EDR stands for Endpoint Detection and Response. Endpoint Detection Response solutions are designed to continuously monitor and respond to advanced internet threats. They do this by installing agents or sensors on the endpoints, which collect and send behavioral data to a central database for analysis. Using analytics tools, EDR solutions are able to identify patterns and detect anomalies, which can then be automated to send alerts for remedial action or further investigation. F-Secure's EDR solution is F-Secure Rapid Detection & Response.
Basic capabilities of EDR
- Detecting potentially malicious behavior, like registry key editing and process launches
- Placing detections into a context and visually presenting the attack with all impacted hosts
- Including threat intelligence about the prevailing threat landscape
- Providing guidance on how to respond, instead of just showing low-level event information
- Allowing the remote stopping of attacks by isolating all impacted hosts from the network
Common advanced attacks
Targeted and advanced attacks are aimed at a particular business or organization and designed for a specific environment making them more resilient to standard cyber security solutions.
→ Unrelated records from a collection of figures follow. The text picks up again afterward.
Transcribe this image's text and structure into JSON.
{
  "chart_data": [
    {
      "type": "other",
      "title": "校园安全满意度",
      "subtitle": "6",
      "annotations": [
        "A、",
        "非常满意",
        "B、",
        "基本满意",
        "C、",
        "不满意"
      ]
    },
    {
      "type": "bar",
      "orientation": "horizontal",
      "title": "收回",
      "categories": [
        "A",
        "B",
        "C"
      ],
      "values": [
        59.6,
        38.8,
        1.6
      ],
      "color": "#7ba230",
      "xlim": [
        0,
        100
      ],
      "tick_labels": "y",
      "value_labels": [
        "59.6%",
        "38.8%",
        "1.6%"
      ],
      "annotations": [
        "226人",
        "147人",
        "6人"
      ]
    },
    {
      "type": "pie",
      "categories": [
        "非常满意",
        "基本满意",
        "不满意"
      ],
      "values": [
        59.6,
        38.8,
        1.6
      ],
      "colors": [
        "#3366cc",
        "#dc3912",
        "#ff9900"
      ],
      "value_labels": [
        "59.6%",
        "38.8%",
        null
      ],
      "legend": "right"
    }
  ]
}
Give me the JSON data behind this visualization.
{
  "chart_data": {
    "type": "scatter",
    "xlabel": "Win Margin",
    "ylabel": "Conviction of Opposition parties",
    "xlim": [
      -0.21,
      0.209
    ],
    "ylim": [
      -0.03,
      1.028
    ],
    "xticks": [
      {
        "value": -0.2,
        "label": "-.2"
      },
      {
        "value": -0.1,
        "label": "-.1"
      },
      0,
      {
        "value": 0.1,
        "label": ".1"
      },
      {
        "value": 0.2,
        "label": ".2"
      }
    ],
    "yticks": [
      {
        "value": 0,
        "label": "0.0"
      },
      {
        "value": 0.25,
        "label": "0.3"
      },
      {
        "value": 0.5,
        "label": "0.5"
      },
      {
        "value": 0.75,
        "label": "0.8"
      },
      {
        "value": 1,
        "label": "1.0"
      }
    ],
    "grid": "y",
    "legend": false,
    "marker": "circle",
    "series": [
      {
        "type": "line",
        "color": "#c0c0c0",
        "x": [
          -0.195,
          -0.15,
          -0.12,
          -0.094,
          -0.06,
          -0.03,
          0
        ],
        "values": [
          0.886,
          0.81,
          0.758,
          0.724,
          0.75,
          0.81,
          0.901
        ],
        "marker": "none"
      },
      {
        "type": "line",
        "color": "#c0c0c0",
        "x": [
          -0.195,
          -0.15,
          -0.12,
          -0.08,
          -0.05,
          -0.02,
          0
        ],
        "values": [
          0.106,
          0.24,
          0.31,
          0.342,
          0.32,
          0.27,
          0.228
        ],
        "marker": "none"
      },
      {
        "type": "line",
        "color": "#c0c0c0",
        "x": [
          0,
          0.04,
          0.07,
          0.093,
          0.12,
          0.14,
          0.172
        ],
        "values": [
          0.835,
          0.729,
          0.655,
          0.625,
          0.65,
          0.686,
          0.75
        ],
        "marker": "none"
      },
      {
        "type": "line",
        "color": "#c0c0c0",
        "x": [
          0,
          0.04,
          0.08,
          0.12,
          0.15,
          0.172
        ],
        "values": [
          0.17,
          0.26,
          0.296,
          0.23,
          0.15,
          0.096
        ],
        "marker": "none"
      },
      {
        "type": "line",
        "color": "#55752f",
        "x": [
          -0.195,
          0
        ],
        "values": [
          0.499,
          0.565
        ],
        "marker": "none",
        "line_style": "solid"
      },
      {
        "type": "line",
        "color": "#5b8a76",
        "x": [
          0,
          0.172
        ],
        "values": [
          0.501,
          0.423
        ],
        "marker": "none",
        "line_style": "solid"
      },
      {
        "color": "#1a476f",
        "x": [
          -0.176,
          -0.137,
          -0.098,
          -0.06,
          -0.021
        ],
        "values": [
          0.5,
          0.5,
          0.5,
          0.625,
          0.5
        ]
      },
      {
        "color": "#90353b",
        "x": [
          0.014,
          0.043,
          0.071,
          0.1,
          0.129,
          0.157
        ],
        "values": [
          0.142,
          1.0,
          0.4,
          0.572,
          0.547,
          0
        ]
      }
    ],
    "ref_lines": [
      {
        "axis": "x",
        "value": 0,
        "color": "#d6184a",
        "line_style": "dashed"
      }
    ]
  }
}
Vulnerability exploits: common security weaknesses in your public-facing systems are an attractive attack avenue, with 57% of breaches resulting from known vulnerabilities that could have been patched
Spear phishing: extremely effective and extremely common, spear phishing means targeted, deceptive communications designed to trick someone in your organization into sharing sensitive information or opening an executable file
Watering hole attacks: the attacker looks for vulnerabilities in websites known to be popular among your employees and infects one or more of them with malware
Man-in-the-middle: the attacker intercepts your communications, passing them on only after examining or even altering them – creating the illusion that you are talking directly to a trusted counterpart
Buying access: criminal organizations crowdsource so many attacks on so many systems, that a certain percentage of those systems are bound to be compromised at any given time
How EDR works
The basic idea behind EDR is to empower your IT security teams to identify malicious activity among normal user behavior. This is achieved by collecting behavioral data and sending it to a central database for analysis. Using AI-driven analytics tools, EDR solutions are able to identify patterns and detect anomalies. These can then be submitted for further investigation or remediation.
F-Secure Rapid Detection & Response as an endpoint detection and response solution
Leading context-level endpoint detection and response (EDR) solution to help companies to gain immediate visibility into their IT environment and security status, protect the business and its sensitive data by detecting attacks quickly, and responding fast with expert guidance.
Gain immediate visibility into potentially unwanted or harmful applications and cloud services
Identify automatically advanced threats with risk levels and host criticality for easy prioritization
Visualize attacks in broader context with all relevant detections and hosts on a timeline
Stop attacks fast with built-in guidance or automated response actions based on predefined schedule
Resolve tough cases with on-demand incident analysis and investigations by world-class threat hunters
Reduce management overhead with cloud native and single-client endpoint security solution
Option to outsource advanced threat monitoring to a certified managed service provider
The “Elevate to F-Secure” service alerts F-Secure consultants immediately and consultants will have access to the incident data to help you to solve the case.